Mama rozłączył się, więc nie pozostało mi nic innego jak wrócić do domu.
– Muszę wrócić do domu – poinformowałem Sariela.
– Czyżby rodzice w zauważyli nieobecność synka? – zakpił Silv, a ja spiorunowałem go wzrokiem.
– Żartuję przecież – uniósł dłonie w obronnym geście – Zaraz cię tam zawiozę i może przy okazji poznam twoich rodziców.
– Wolałbym nie.
– Nie? Przed chwilą powiedziałeś im, że masz chłopaka, uważasz, że to obejdzie się bez echa?
– W mojej rodzinie? Owszem, pewnie nawet nie zarejestrowali tego, że powiedziałem, że mam chłopaka – mruknąłem.
– Poznać ich nie zaszkodzi – alfa wzruszył ramionami.
– Jak sobie chcesz – mruknąłem – Ale nie oczekuj niczego specjalnego – dodałem.

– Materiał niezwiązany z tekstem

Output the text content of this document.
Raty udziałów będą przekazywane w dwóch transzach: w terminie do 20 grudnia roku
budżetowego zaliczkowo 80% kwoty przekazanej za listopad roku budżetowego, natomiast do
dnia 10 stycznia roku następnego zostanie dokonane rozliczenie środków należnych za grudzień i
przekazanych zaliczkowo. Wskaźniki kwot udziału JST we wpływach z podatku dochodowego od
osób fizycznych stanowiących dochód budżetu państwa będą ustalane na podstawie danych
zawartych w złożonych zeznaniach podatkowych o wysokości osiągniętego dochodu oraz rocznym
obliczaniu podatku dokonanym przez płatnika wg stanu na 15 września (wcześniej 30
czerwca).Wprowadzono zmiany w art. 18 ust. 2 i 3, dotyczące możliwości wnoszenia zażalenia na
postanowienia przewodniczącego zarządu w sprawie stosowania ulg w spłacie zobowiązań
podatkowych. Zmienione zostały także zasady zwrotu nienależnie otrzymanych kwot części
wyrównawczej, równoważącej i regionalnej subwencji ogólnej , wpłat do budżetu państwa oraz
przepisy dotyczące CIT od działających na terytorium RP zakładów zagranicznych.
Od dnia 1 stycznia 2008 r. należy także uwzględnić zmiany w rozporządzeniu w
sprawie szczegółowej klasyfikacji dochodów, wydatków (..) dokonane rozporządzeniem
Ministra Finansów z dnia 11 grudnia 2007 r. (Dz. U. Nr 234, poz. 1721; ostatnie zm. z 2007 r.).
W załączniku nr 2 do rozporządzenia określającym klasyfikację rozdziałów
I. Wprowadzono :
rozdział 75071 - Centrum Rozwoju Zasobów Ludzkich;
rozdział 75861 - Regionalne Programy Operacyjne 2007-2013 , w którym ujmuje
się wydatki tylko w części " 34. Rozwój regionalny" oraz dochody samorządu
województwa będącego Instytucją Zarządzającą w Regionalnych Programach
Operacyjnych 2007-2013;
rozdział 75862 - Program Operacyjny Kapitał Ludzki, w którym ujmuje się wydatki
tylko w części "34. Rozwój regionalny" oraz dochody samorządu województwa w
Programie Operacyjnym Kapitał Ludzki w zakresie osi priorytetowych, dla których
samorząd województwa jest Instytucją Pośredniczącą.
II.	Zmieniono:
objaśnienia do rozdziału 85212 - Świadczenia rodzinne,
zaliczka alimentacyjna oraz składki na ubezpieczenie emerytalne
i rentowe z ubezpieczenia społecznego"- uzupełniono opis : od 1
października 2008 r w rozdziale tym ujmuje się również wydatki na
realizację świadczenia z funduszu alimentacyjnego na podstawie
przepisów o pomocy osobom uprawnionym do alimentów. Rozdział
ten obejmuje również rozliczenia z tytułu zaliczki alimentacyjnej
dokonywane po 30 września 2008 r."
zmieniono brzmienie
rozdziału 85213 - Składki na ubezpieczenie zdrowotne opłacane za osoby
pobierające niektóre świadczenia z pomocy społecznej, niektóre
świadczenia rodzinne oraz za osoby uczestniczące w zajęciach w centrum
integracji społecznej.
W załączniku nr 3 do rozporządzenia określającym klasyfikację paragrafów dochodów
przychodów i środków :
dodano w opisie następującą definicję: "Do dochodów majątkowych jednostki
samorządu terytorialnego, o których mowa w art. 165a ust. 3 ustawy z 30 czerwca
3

– Nie mam żadnych wymagań – uśmiechnął się delikatnie.
[...]
Pół godziny później byliśmy pod moim domem. Weszliśmy do środka jak gdyby nic. Wciąż nie odczuwałem strachu przed konsekwencjami.
– Ivaasar – powiedział mama i zilustrował mnie groźnym spojrzeniem, które szybko złagodniało, kiedy spojrzał na Sariela.
– Twoje zachowanie jest nieodpowiedzialne – powiedział i zamilkł, wpatrując się to we mnie, to w Sariela, ale zdecydowanie dłużej skupiał swój wzrok na Sarielu.
– Nie wierzę, że dożyłem dnia, w którym mama ochrzania Iva – mruknął Calarel. Miałem ochotę czymś w nim rzucić, ale nie miałem niczego pod ręką.
– Biorąc pod uwagę, że ten staje na rzęsach, by zostać przez was zauważonym, to dość imponujący wynik.
– Calarel! – warknął mama.
– A co nie jest tak? Czasami odnoszę wrażenie, że zapominacie, że macie dwójkę dzieci.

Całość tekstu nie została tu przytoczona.